# Building the Database

In the previous notebook, I played around with the GetOldTweets python package I'd downloaded and pulled some tweets with the search criteria I was interested in.

Now it's time to start creating the database that will hold these tweets.

Thinking back on the last project I did, I gathered way too much information. I collected nearly 100k tweets, with identifying information such as the tweet ID, geo location, time stamps and others.

But for this project, I want to run a sentiment analysis, and I want to keep it pretty simple. At the bare minimum, I'm only going to need the tweet text. I could collect the hashtags, but from the preliminary data analysis the search criteria will grab whole words ("Naomi Osaka") as well as hashtags ("#naomiosaka") so I don't need to duplicate this information.
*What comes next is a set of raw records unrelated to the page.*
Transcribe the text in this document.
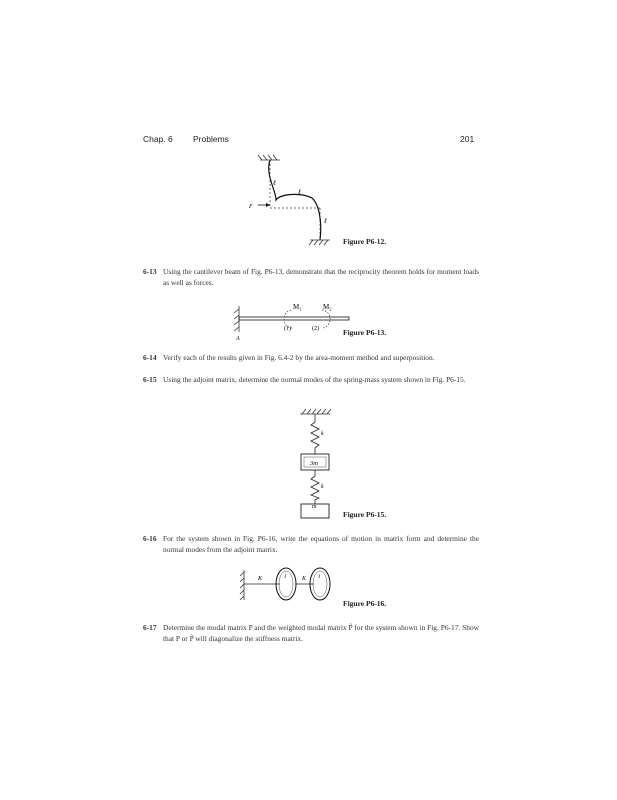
Chap. 6 Problems	201
ℓ
ℓ
ℓ
F
Figure P6-12.
6-13 Using the cantilever beam of Fig. P6-13, demonstrate that the reciprocity theorem holds for moment loads as well as forces.
M₁	M₂
(1)	(2)
A
Figure P6-13.
6-14 Verify each of the results given in Fig. 6.4-2 by the area-moment method and superposition.
6-15 Using the adjoint matrix, determine the normal modes of the spring-mass system shown in Fig. P6-15.
k
3m
k
m
Figure P6-15.
6-16 For the system shown in Fig. P6-16, write the equations of motion in matrix form and determine the normal modes from the adjoint matrix.
K	J	K J
Figure P6-16.
6-17 Determine the modal matrix P and the weighted modal matrix P̃ for the system shown in Fig. P6-17. Show that P or P̃ will diagonalize the stiffness matrix.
I would, though, at least like to gather location information (if available) so I can see if the sentiment towards Naomi and Serena differs depending on where in the world the person is Tweeting from.

In that same vein, I'll be pulling Japanese-only tweets into separate tables, and hoping to find a way to filter out non-English tweets from the English tables.

So, it looks like I will have a database of "Naomi Serena Tweets" with the following tables, delineated by search query:

* "naomi osaka"
* "serena williams"
* "大阪なおみ"
* "セレナウィリアムズ"

For each table, I'll need to populate it with the following information:

* tweetID
* tweet text
* tweet location

That will give me a unique ID to identify each tweet by, the main text of the tweet that I want to analyze, and the possible location of each tweet for further analysis.

## Environment Setup
So that this project can be run entirely in Jupyter, I'm going to move my copy of GetOldTweets into this directory so I can call it without constantly appending it to the syspath. I'll also import the database management module I'm going to be using.

In [9]:
import sys
sys.path.append("GetOldTweets-python-master/")
import got3
import sqlite3
from sqlite3 import Error

### Test DB
Before I create the real thing, I want to make sure I know how to use the module. So I'll be creating and populating test tables here.

In [10]:
connect = sqlite3.connect('test.db')
print(sqlite3.version)
connect.close()

2.6.0


That successfully created a database titled "test" in the current directory. Now I'll try to populate it with a few tables:

In [11]:
connect = sqlite3.connect('test.db')
cursor = connect.cursor()

cursor.executescript('''
    DROP TABLE IF EXISTS Test001;
    DROP TABLE IF EXISTS Test002;

CREATE TABLE Test001 (
    id INTEGER NOT NULL PRIMARY KEY AUTOINCREMENT UNIQUE,
    tweet_id INTEGER,
    tweet_text TEXT,
    tweet_loc TEXT);
    
CREATE TABLE Test002 (
    id INTEGER NOT NULL PRIMARY KEY AUTOINCREMENT UNIQUE,
    tweet_id INTEGER,
    tweet_text TEXT,
    tweet_loc TEXT);
''')

<sqlite3.Cursor at 0x22cffcf95e0>

In [12]:
connect.close()

In [13]:
print(cursor)

<sqlite3.Cursor object at 0x0000022CFFCF95E0>


Done! That wasn't too bad.

Okay. I think I'm ready to build my databases and start populating them. I'll be doing this in a separate notebook to keep everything neat and tidy.